Günümüzün yönetimi, maalesef, giderek koyulaşan merkezileşme ve bürokratik yönetim sistemine bürünmektedir. Ekonomik kararlardan, toplumun hemen her dokusuna dokunan sosyal kararlara dek her konuda toplum yönetimi sistemine geçilmek istendiği ve kısmen de geçildiği görülmektedir. Bunun en ciddi kanıtı, diyanet konusunun, laikliği hemen hiçe sayarak, topluma hakim ve etkili kılınmaya çalışılmasıdır. Gözler öylesine kararmıştır ki, bir dizi örnek yanında, okul öncesi çocuklara din eğitimi adı altında baskı uygulanarak, ilk emri “oku” olan bir kutsal öğretiyi henüz okumayı bilmeyen bir varlığa dayatmaya varmıştır. Oysa bu uygulama, bizzat kutsal emre açık bir karşıtlıktır, bu durum dahi kararmış gözlerce görülmemektedir. Ve son kertede de bir cemaat evinde intihara sürüklenen gencin dramı çok derin sosyal araştırma ve analizi gerektiren patoloji göstergeleridir.

Ekonomi alanında da giderek yoğunlaşan bir merkezileşme eğilimi yaşanmaktadır. Anlaşılan dış kaynağın suyunu çekmesiyle oluşan bir tür çaresizlik yöneticileri, bir yandan kapitalizmin birincil patronlarının kölelerine, diğer yandan da süreci bir tür kurtuluş savaşı sloganına boyayarak halkın güvencelerine yönelmeye itmiştir. Bunların ikisi de yanlış ve çıkmaz sokaklardır. Birincisi, körfez ülkeleri gibi kapitalizmin birincil patronlarının köleleri patronun payının yanında kendi taşeron maliyetini de alır, bununla da kalmaz, bu süreci bir tür kaldıraç olarak kullanıp, ülkemizde kalıcı varlıklara da el koymaya kalkarlar. Halkın birikimini teminat olarak kullanarak devamlı borca savrulmak ise, fiilen netice vermeyecek bir kamu otoritesi davranışı olduğu gibi, aynı zamanda hem iç hem de dış mercilerce kamu otoritesinin sarsılmasına sebep olmaya adaydır. Merkez Bankasının tabela faiz indirimine karşın, kamu borçlanmalarından diğer tüm alanlarda faizlerin yükselme eğiliminde olması bu güvensizliğin en bariz kanıtıdır.

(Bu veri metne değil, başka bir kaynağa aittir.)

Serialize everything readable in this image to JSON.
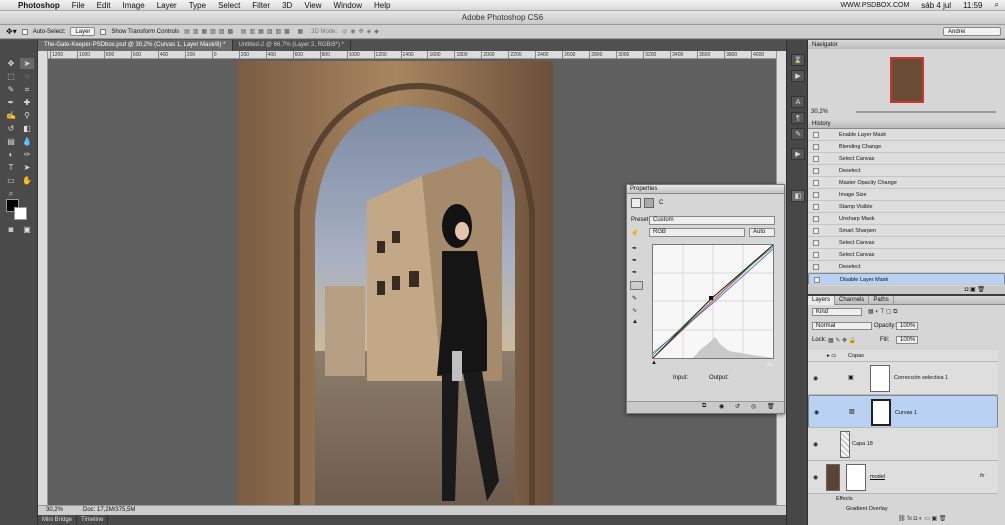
{
  "menubar": {
    "app": "Photoshop",
    "items": [
      "File",
      "Edit",
      "Image",
      "Layer",
      "Type",
      "Select",
      "Filter",
      "3D",
      "View",
      "Window",
      "Help"
    ],
    "site": "WWW.PSDBOX.COM",
    "date": "sáb 4 jul",
    "time": "11:59"
  },
  "window": {
    "title": "Adobe Photoshop CS6"
  },
  "options": {
    "auto_select": "Auto-Select:",
    "auto_select_value": "Layer",
    "show_transform": "Show Transform Controls",
    "mode_3d": "3D Mode:",
    "workspace": "Andrei"
  },
  "doc_tabs": [
    {
      "label": "The-Gate-Keeper-PSDbox.psd @ 30,2% (Curvas 1, Layer Mask/8) *"
    },
    {
      "label": "Untitled-2 @ 66,7% (Layer 2, RGB/8*) *"
    }
  ],
  "ruler": {
    "ticks": [
      "1200",
      "1000",
      "800",
      "600",
      "400",
      "200",
      "0",
      "200",
      "400",
      "600",
      "800",
      "1000",
      "1200",
      "1400",
      "1600",
      "1800",
      "2000",
      "2200",
      "2400",
      "2600",
      "2800",
      "3000",
      "3200",
      "3400",
      "3600",
      "3800",
      "4000"
    ]
  },
  "status": {
    "zoom": "30,2%",
    "doc": "Doc: 17,2M/375,5M"
  },
  "bottom_tabs": [
    "Mini Bridge",
    "Timeline"
  ],
  "properties": {
    "title": "Properties",
    "label_c": "C",
    "preset_label": "Preset:",
    "preset_value": "Custom",
    "channel_value": "RGB",
    "auto_label": "Auto",
    "input_label": "Input:",
    "output_label": "Output:"
  },
  "navigator": {
    "title": "Navigator",
    "zoom": "30,2%"
  },
  "history": {
    "title": "History",
    "items": [
      "Enable Layer Mask",
      "Blending Change",
      "Select Canvas",
      "Deselect",
      "Master Opacity Change",
      "Image Size",
      "Stamp Visible",
      "Unsharp Mask",
      "Smart Sharpen",
      "Select Canvas",
      "Select Canvas",
      "Deselect",
      "Disable Layer Mask"
    ]
  },
  "layers": {
    "tabs": [
      "Layers",
      "Channels",
      "Paths"
    ],
    "kind": "Kind",
    "blend": "Normal",
    "opacity_label": "Opacity:",
    "opacity": "100%",
    "lock_label": "Lock:",
    "fill_label": "Fill:",
    "fill": "100%",
    "rows": [
      "Copas",
      "Corrección selectiva 1",
      "Curvas 1",
      "Capa 18",
      "model"
    ],
    "effects": "Effects",
    "gradient_overlay": "Gradient Overlay",
    "fx": "fx"
  },
  "colors": {
    "accent": "#b9d1f2",
    "panel": "#d6d6d6"
  }
}
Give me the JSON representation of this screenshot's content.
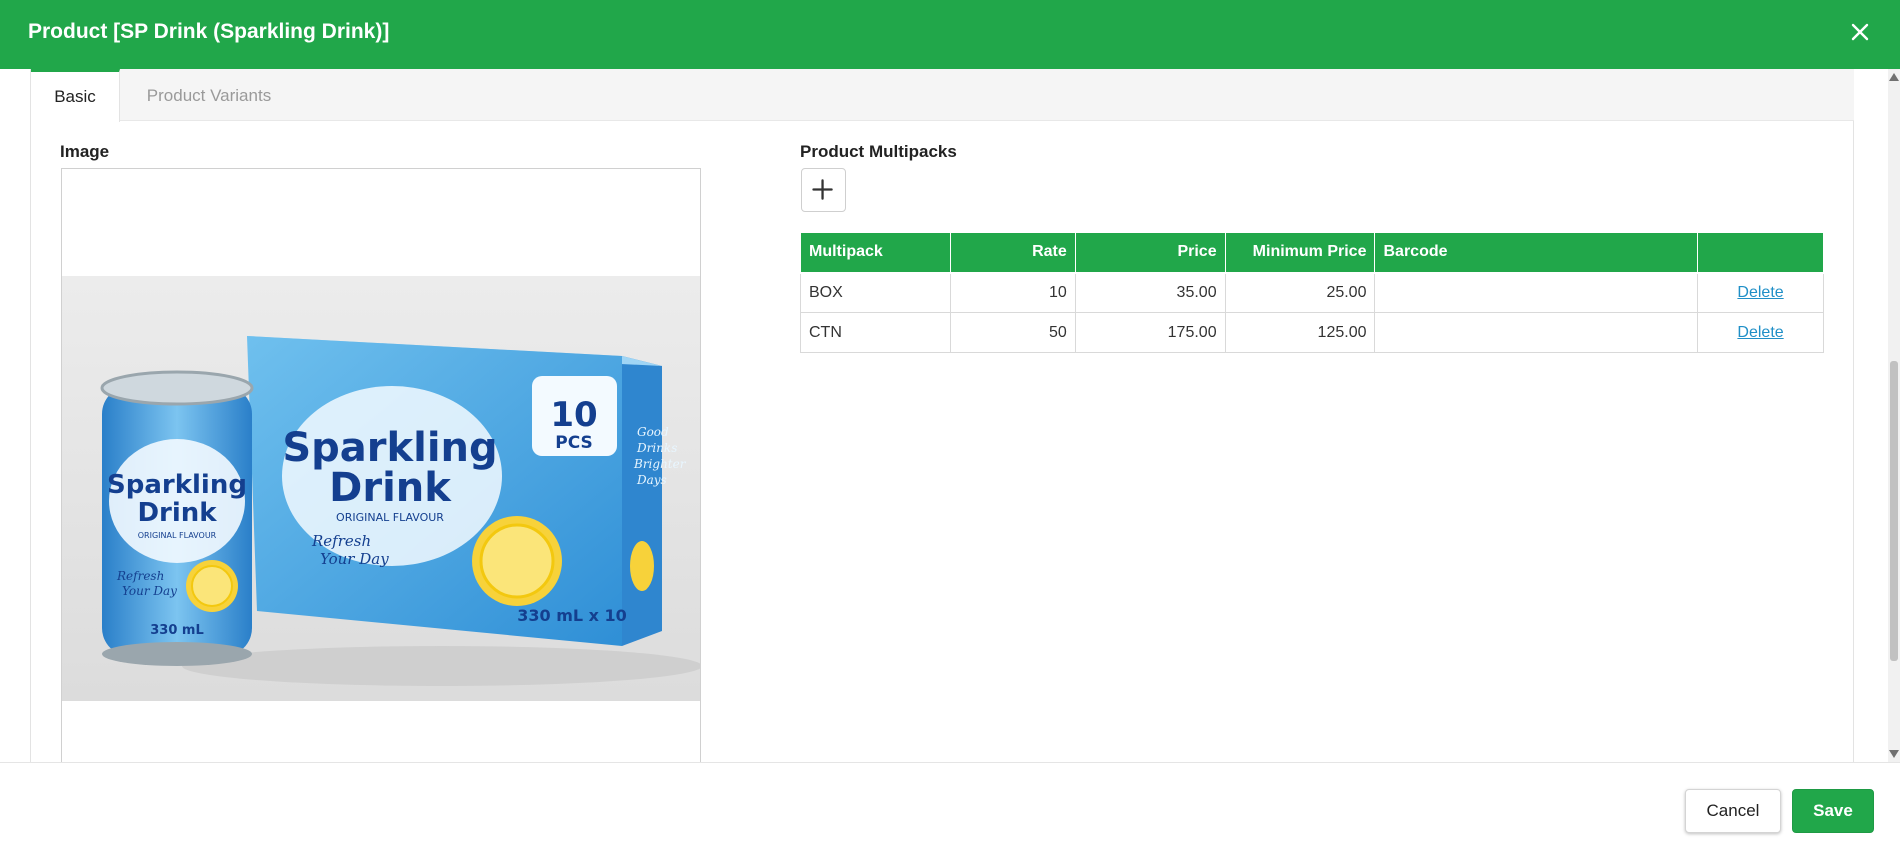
{
  "window": {
    "title": "Product [SP Drink (Sparkling Drink)]"
  },
  "tabs": [
    {
      "label": "Basic",
      "active": true
    },
    {
      "label": "Product Variants",
      "active": false
    }
  ],
  "image_section": {
    "label": "Image",
    "picture": {
      "can_brand": "Sparkling",
      "can_brand2": "Drink",
      "can_flavour": "ORIGINAL FLAVOUR",
      "can_tagline1": "Refresh",
      "can_tagline2": "Your Day",
      "can_volume": "330 mL",
      "box_brand": "Sparkling",
      "box_brand2": "Drink",
      "box_flavour": "ORIGINAL FLAVOUR",
      "box_tagline1": "Refresh",
      "box_tagline2": "Your Day",
      "box_count": "10",
      "box_count_unit": "PCS",
      "box_pack": "330 mL x 10",
      "box_side1": "Good",
      "box_side2": "Drinks",
      "box_side3": "Brighter",
      "box_side4": "Days"
    }
  },
  "multipacks": {
    "label": "Product Multipacks",
    "add_icon": "plus-icon",
    "columns": [
      "Multipack",
      "Rate",
      "Price",
      "Minimum Price",
      "Barcode",
      ""
    ],
    "rows": [
      {
        "multipack": "BOX",
        "rate": "10",
        "price": "35.00",
        "min_price": "25.00",
        "barcode": "",
        "action": "Delete"
      },
      {
        "multipack": "CTN",
        "rate": "50",
        "price": "175.00",
        "min_price": "125.00",
        "barcode": "",
        "action": "Delete"
      }
    ]
  },
  "footer": {
    "cancel_label": "Cancel",
    "save_label": "Save"
  },
  "colors": {
    "accent": "#21a74a",
    "link": "#1f8fc7"
  }
}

Halkın güvencelerinin kamusal işlerde teminat olarak kullanılması, halkın devlete olan güvenini sarsar. Bunun da ötesinde, herhangi bir borca karşılık tanımlanan güvence borcun ödenmediği durumda kullanılacaktır. Denebilir ki, devlet vasidir, geliri güçlüdür. O zaman da insana sormazlar mı: Eğer devlet böyle bir yapı idi ise, niçin halkının güvencelerine el attı ki?  Görülüyor ki, nereden bakılırsa çıkmaz bir yoldadır siyasi yapı.

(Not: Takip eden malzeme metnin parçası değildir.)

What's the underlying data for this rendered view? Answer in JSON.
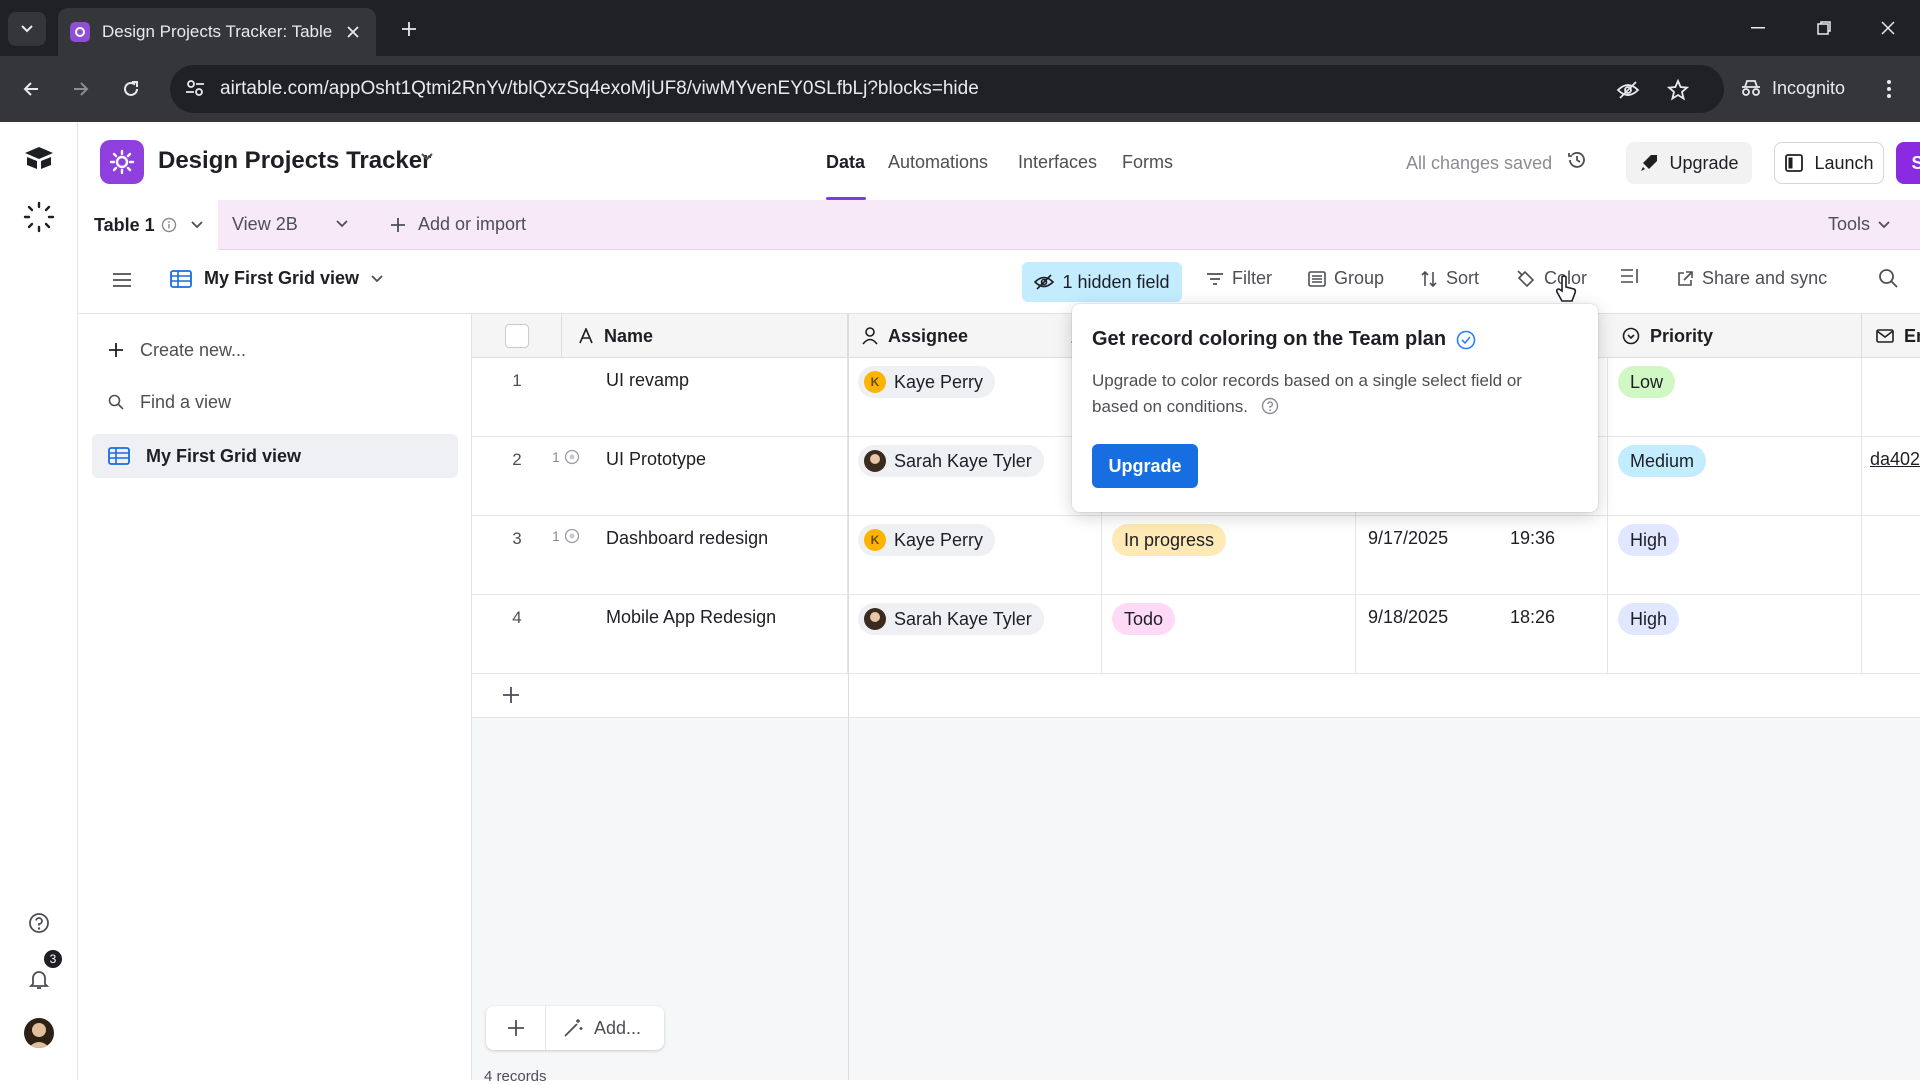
{
  "browser": {
    "tab_title": "Design Projects Tracker: Table 1",
    "url": "airtable.com/appOsht1Qtmi2RnYv/tblQxzSq4exoMjUF8/viwMYvenEY0SLfbLj?blocks=hide",
    "incognito_label": "Incognito"
  },
  "base": {
    "name": "Design Projects Tracker",
    "nav": [
      "Data",
      "Automations",
      "Interfaces",
      "Forms"
    ],
    "active_nav": "Data",
    "saved_status": "All changes saved",
    "upgrade_label": "Upgrade",
    "launch_label": "Launch",
    "share_label": "Share",
    "accent_color": "#8a2be2"
  },
  "tables": {
    "active": "Table 1",
    "view_item": "View 2B",
    "add_label": "Add or import",
    "tools_label": "Tools"
  },
  "viewbar": {
    "view_name": "My First Grid view",
    "hidden_field": "1 hidden field",
    "filter": "Filter",
    "group": "Group",
    "sort": "Sort",
    "color": "Color",
    "share_sync": "Share and sync"
  },
  "sidebar": {
    "create_new": "Create new...",
    "find_placeholder": "Find a view",
    "active_view": "My First Grid view"
  },
  "grid": {
    "headers": {
      "name": "Name",
      "assignee": "Assignee",
      "priority": "Priority",
      "email_partial": "Em"
    },
    "rows": [
      {
        "num": "1",
        "comments": "",
        "name": "UI revamp",
        "assignee": "Kaye Perry",
        "avatar": "initial",
        "initial": "K",
        "status": "",
        "date": "",
        "time": "",
        "priority": "Low",
        "email": ""
      },
      {
        "num": "2",
        "comments": "1",
        "name": "UI Prototype",
        "assignee": "Sarah Kaye Tyler",
        "avatar": "photo",
        "initial": "",
        "status": "",
        "date": "",
        "time": "",
        "priority": "Medium",
        "email": "da402"
      },
      {
        "num": "3",
        "comments": "1",
        "name": "Dashboard redesign",
        "assignee": "Kaye Perry",
        "avatar": "initial",
        "initial": "K",
        "status": "In progress",
        "date": "9/17/2025",
        "time": "19:36",
        "priority": "High",
        "email": ""
      },
      {
        "num": "4",
        "comments": "",
        "name": "Mobile App Redesign",
        "assignee": "Sarah Kaye Tyler",
        "avatar": "photo",
        "initial": "",
        "status": "Todo",
        "date": "9/18/2025",
        "time": "18:26",
        "priority": "High",
        "email": ""
      }
    ],
    "status_colors": {
      "In progress": "#ffeab6",
      "Todo": "#ffdaf6"
    },
    "priority_colors": {
      "Low": "#d1f7c4",
      "Medium": "#c4ecff",
      "High": "#e0e7ff"
    },
    "add_label": "Add...",
    "record_count": "4 records"
  },
  "popover": {
    "title": "Get record coloring on the Team plan",
    "body": "Upgrade to color records based on a single select field or based on conditions.",
    "button": "Upgrade"
  },
  "rail": {
    "notification_count": "3"
  }
}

İşin bir başka boyutu da, halkın güvencesine el koyma durumuna gelmiş olan siyasi yapı durmadan bir yandan israfa devam ederken, diğer yandan da bazı anlamsız ve gereksiz havalimanları taahhütleriyle kısa sürede israf olarak görülebilecek, ancak iktidara oy kotarabilecek yatırımlara yönelmektedir. Acaba, tam bir usta müteahhit cambazlığı ile inşaat işleri gerçek ve gerekli hizmet amacıyla mı, yoksa ileriye yönelik borç birikimi pahasına, anında kullanılabilecek ve çeşitli kılcal kanallara akıtılacak kaynak sağlamaya mı yöneliktir?

Not: Termidor sözcüğü ve tırnak içindeki pasajlar Ersen Olgaç’ın, Gün Zileli’nin Stalinizm kitabına alınmış bölümünden aktarılmıştır.